Arjun Rampal is the Superintendent of Police of Nandighat, where impoverished people shunned by a Shining India barely manage to live. Buried beneath their feet is an enormous wealth of minerals that attracts mining companies, leading to their ouster from the land they have lived on for centuries. Kabir Bedi is the head of the Mahanta group, a thinly veiled allusion to Vedanta, the company that has wreaked havoc in the forests of Odisha. Mahanta is trying to evict people from 256 villages to expand his project. And to do that, he thinks it is legitimate to employ paid hoods. The state government is in cahoots with him, but the government’s writ doesn’t go beyond the towns. Maoists are in control of the countryside. The SP reluctantly sends his friend Abhay Deol into the ranks of the Maoists to sabotage their movement.
On the other side, Manoj Bajpai is the ruthless Maoist boss who terrorises the very people he is trying to liberate. One of Bajpai’s lieutenants is a woman from Jharkhand who falls for Abhay Deol head over heels. And Abhay starts looking at things from a new perspective.
Arjun Rampal is the Superintendent of Police of Nandighat, where impoverished people shunned by a Shining India barely manage to live. Buried beneath their feet is an enormous wealth of minerals that attracts mining companies, leading to their ouster from the land they have lived on for centuries. Kabir Bedi is the head of the Mahanta group, a thinly veiled allusion to Vedanta, the company that has wreaked havoc in the forests of Odisha. Mahanta is trying to evict people from 256 villages to expand his project. And to do that, he thinks it is legitimate to employ paid hoods. The state government is in cahoots with him, but the government’s writ doesn’t go beyond the towns. Maoists are in control of the countryside. The SP reluctantly sends his friend Abhay Deol into the ranks of the Maoists to sabotage their movement.
On the other side, Manoj Bajpai is the ruthless Maoist boss who terrorises the very people he is trying to liberate. One of Bajpai’s lieutenants is a woman from Jharkhand who falls for Abhay Deol head over heels. And Abhay starts looking at things from a new perspective.

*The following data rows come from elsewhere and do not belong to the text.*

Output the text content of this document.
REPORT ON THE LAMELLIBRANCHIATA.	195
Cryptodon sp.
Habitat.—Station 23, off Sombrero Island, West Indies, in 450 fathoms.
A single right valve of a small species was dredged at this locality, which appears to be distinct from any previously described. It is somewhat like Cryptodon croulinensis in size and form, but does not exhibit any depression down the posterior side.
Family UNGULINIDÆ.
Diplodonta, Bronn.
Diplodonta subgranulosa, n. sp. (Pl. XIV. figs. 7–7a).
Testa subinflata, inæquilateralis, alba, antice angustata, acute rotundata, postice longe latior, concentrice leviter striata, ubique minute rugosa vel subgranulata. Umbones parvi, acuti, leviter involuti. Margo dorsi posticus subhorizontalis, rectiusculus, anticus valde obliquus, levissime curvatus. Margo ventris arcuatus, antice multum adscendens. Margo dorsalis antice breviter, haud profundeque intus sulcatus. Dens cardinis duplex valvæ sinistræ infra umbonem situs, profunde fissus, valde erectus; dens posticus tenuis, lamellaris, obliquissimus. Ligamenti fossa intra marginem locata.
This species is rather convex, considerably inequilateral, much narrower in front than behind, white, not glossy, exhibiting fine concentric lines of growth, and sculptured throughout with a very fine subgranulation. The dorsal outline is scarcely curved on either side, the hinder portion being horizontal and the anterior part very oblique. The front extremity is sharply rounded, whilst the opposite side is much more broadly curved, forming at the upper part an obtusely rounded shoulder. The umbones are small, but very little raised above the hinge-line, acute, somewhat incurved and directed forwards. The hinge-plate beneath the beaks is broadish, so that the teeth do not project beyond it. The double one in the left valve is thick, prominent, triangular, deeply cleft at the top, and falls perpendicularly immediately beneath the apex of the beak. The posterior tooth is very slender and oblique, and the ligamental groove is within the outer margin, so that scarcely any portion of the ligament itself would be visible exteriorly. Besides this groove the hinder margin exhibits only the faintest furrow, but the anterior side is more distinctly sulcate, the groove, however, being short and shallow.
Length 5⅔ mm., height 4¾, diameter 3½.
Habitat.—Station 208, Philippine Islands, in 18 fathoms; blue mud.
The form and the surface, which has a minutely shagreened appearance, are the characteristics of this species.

The film has all the ingredients of a
mainstream Hindi film: sex, violence, and of course, song and dance, including
an “item number” by Sameera Reddy backed by an ear-rupturing song by Sunidhi Chauhan. In
contrast, the hero and heroine are strangely asexual, a throwback to the 1950s. And in the end, Abhay Deol and his love interest’s personal tragedy supersedes
the tragedy of millions of people.
Despite the obvious fault-lines, this is a remarkable film of the recent
times because of two reasons.
Firstly, the scale of the production is gigantic. The vast hills and
forests of Central India and the millions that live under the constant fear of
contractors, forest officials, and policemen have been represented with an authenticity that we
hardly expect in Hindi pictures. And obviously a film maker needs courage to
show bulldozers razing tribal houses or to name Tata-Birla-Ambanis in a song on
“mehangai”.
Secondly, and more importantly, the story tells us how it all began, the
ruthless exploitation of the tribal population, which has only worsened since
independence. It tells us the story of the mining barons for whom dislodging
people from their homes and livelihood is as incidental as felling trees. It
also tells us the story of Maoists who put a small price tag on human lives.
And this has been narrated from a remarkably neutral viewpoint.
I saw the picture at a multiplex a day after its release, with 28 out of
the 30 rows vacant. Two men sitting next to me left at half-time to underline
the fact that for the well-heeled urban middleclass, the emaciated people of
Dantewada, Keonjhar, or Lalgarh are as distant as inhabitants of a different planet. The
point is: is there any point of making films like these? I think there is.